Found this site while surfing boats for sail (pun intended!) ads and research.

I'm not an owner, but looking. I never really had the time for boating, but love it. I've always been sail oriented, rather than power. And life is too short not to take some time for oneself, so here I am!

There seems to be a lot of great folks here and tons of info.

I'm sure I'll be lurking some more!


----------



## djodenda (Mar 4, 2006)

It is good to have you with us. What kind of boats have you sailed?

David


----------



## merlin2375 (Jul 12, 2007)

Welcome aboard! Don't hesitate to ask questions, lots of knowledge here!


----------



## cardiacpaul (Jun 20, 2006)

welcome from west palm beach!


----------



## TSOJOURNER (Dec 16, 1999)

djodenda said:


> It is good to have you with us.

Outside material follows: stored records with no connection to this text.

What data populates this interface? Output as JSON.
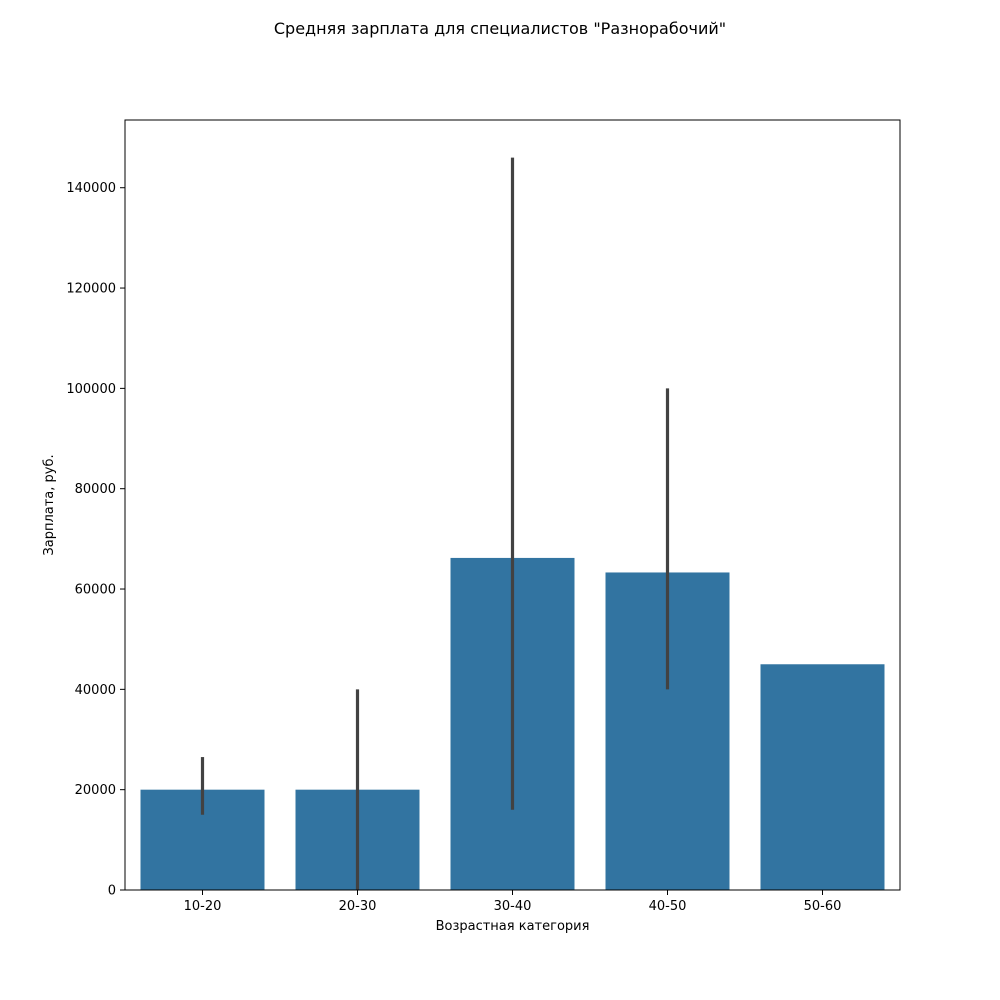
{
  "chart_data": {
    "type": "bar",
    "title": "Средняя зарплата для специалистов \"Разнорабочий\"",
    "xlabel": "Возрастная категория",
    "ylabel": "Зарплата, руб.",
    "categories": [
      "10-20",
      "20-30",
      "30-40",
      "40-50",
      "50-60"
    ],
    "values": [
      20000,
      20000,
      66200,
      63300,
      45000
    ],
    "error_low": [
      15000,
      0,
      16000,
      40000,
      null
    ],
    "error_high": [
      26500,
      40000,
      146000,
      100000,
      null
    ],
    "ylim": [
      0,
      153500
    ],
    "yticks": [
      0,
      20000,
      40000,
      60000,
      80000,
      100000,
      120000,
      140000
    ],
    "grid": false,
    "colors": {
      "bar": "#3274a1",
      "errorbar": "#424242",
      "axis": "#000000"
    }
  }
}
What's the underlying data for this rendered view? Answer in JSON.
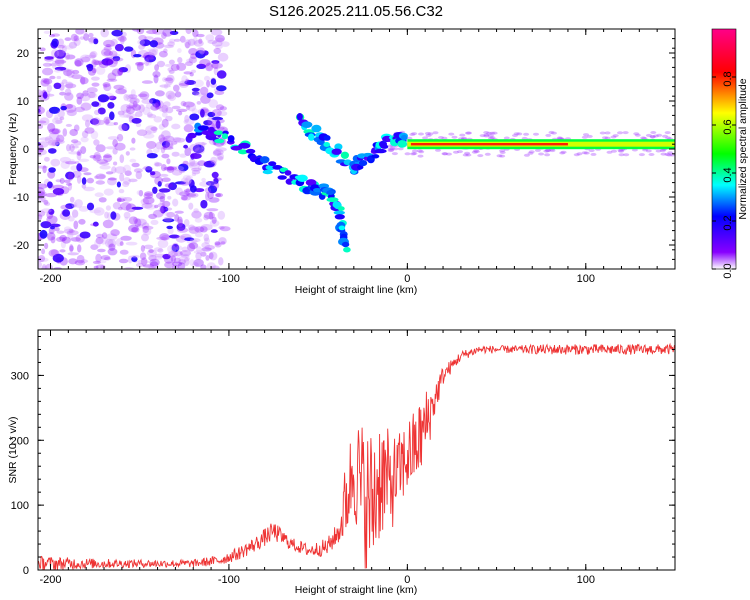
{
  "figure": {
    "title": "S126.2025.211.05.56.C32"
  },
  "chart_data": [
    {
      "type": "heatmap",
      "panel": "spectrogram",
      "xlabel": "Height of straight line (km)",
      "ylabel": "Frequency (Hz)",
      "xlim": [
        -207,
        150
      ],
      "ylim": [
        -25,
        25
      ],
      "xticks": [
        -200,
        -100,
        0,
        100
      ],
      "yticks": [
        -20,
        -10,
        0,
        10,
        20
      ],
      "colorbar": {
        "label": "Normalized spectral amplitude",
        "range": [
          0,
          1
        ],
        "ticks": [
          "0.0",
          "0.2",
          "0.4",
          "0.6",
          "0.8"
        ],
        "colormap": [
          "#ffffff",
          "#8800ff",
          "#0000ff",
          "#00ffff",
          "#00ff00",
          "#ffff00",
          "#ff0000",
          "#ff0088"
        ]
      },
      "features": [
        {
          "name": "noise field",
          "x_range": [
            -207,
            -110
          ],
          "freq_range": [
            -25,
            25
          ],
          "amplitude": 0.1
        },
        {
          "name": "descending track",
          "points": [
            [
              -120,
              4
            ],
            [
              -100,
              2
            ],
            [
              -80,
              -3
            ],
            [
              -60,
              -7
            ],
            [
              -45,
              -9
            ],
            [
              -38,
              -12
            ],
            [
              -35,
              -21
            ]
          ]
        },
        {
          "name": "secondary track",
          "points": [
            [
              -60,
              6
            ],
            [
              -45,
              1
            ],
            [
              -30,
              -4
            ],
            [
              -20,
              -1
            ],
            [
              -10,
              2
            ],
            [
              0,
              2
            ]
          ]
        },
        {
          "name": "carrier line",
          "x_range": [
            0,
            150
          ],
          "freq_hz": 1,
          "amplitude": 0.8
        }
      ]
    },
    {
      "type": "line",
      "panel": "snr",
      "xlabel": "Height of straight line (km)",
      "ylabel": "SNR (10 * v/v)",
      "xlim": [
        -207,
        150
      ],
      "ylim": [
        0,
        370
      ],
      "xticks": [
        -200,
        -100,
        0,
        100
      ],
      "yticks": [
        0,
        100,
        200,
        300
      ],
      "color": "#ee3333",
      "series": [
        {
          "x": [
            -207,
            -180,
            -150,
            -120,
            -105,
            -95,
            -85,
            -75,
            -65,
            -55,
            -45,
            -38,
            -35,
            -30,
            -25,
            -20,
            -15,
            -10,
            -5,
            0,
            5,
            10,
            15,
            20,
            25,
            30,
            40,
            60,
            80,
            100,
            120,
            150
          ],
          "y": [
            10,
            10,
            10,
            10,
            15,
            25,
            40,
            60,
            40,
            30,
            35,
            60,
            100,
            160,
            120,
            100,
            150,
            130,
            150,
            175,
            190,
            220,
            260,
            300,
            315,
            330,
            340,
            340,
            340,
            340,
            340,
            340
          ],
          "noise": [
            12,
            8,
            6,
            6,
            8,
            10,
            12,
            15,
            10,
            10,
            14,
            18,
            60,
            80,
            110,
            120,
            100,
            80,
            60,
            60,
            60,
            60,
            30,
            15,
            10,
            8,
            6,
            6,
            8,
            8,
            8,
            8
          ]
        }
      ]
    }
  ]
}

What kind of boats have you sailed?
> 
> David


Thanks. The correct question would probably be "sailed ON". 

Not many. A Catalina 42, an Island Packet 37, both owned by friends of friends. I've fooled around on Hobies as a kid and have a small 15' inflatable boat that sails, which has made for some comical situations. Oh yeah, we also did a week with Windjammer on the SV Legacy, but that's not really sailing!

I've been looking at a Morgan 30/2, but haven't committed to anything yet.

My fiance and I are marrying in September and we're doing a semi-large whoop-de-doo that we're paying for. Once that's done I believe I'll begin looking for a boat in earnest. That is, unless I stumble across the deal of the century, right?

Thanks for the welcome, folks.


----------



## djodenda (Mar 4, 2006)

That's a lot of sailing.

Be curious to see a picture of the inflatable sailboat.

I also sailed Hobies as a kid. Got mine a Hobie Wave. We'll see how it goes this summer.

In a shocking coincidence, when I set up a trailer for the Wave, there's just enough room to put a Laser between the hulls?

Weird, you'd almost think I planned it that way! 

Maybe I'll "accidentally" find a Laser to put there.

I'm curious about Catalina 42s. I've seen 'em, but never sailed on one. I like the three cabin layout, which should work well with my kids.

My sister lived the Lauderdale area.. She had a house on a canal. Be nice to keep a boat in the backyard.

David


----------



## TSOJOURNER (Dec 16, 1999)

djodenda said:


> Be curious to see a picture of the inflatable sailboat.
> 
> David


Well, "sailboat" may be a bit grandiose... More like a kayak with a sail kit. Here's a link:

Sea Eagle Paddle Ski


----------



## djodenda (Mar 4, 2006)

From the site:

45 square foot nylon sail moves these boats along at _6 or 8 knots in a 10 to 15 knot wind_. (Italics mine)


----------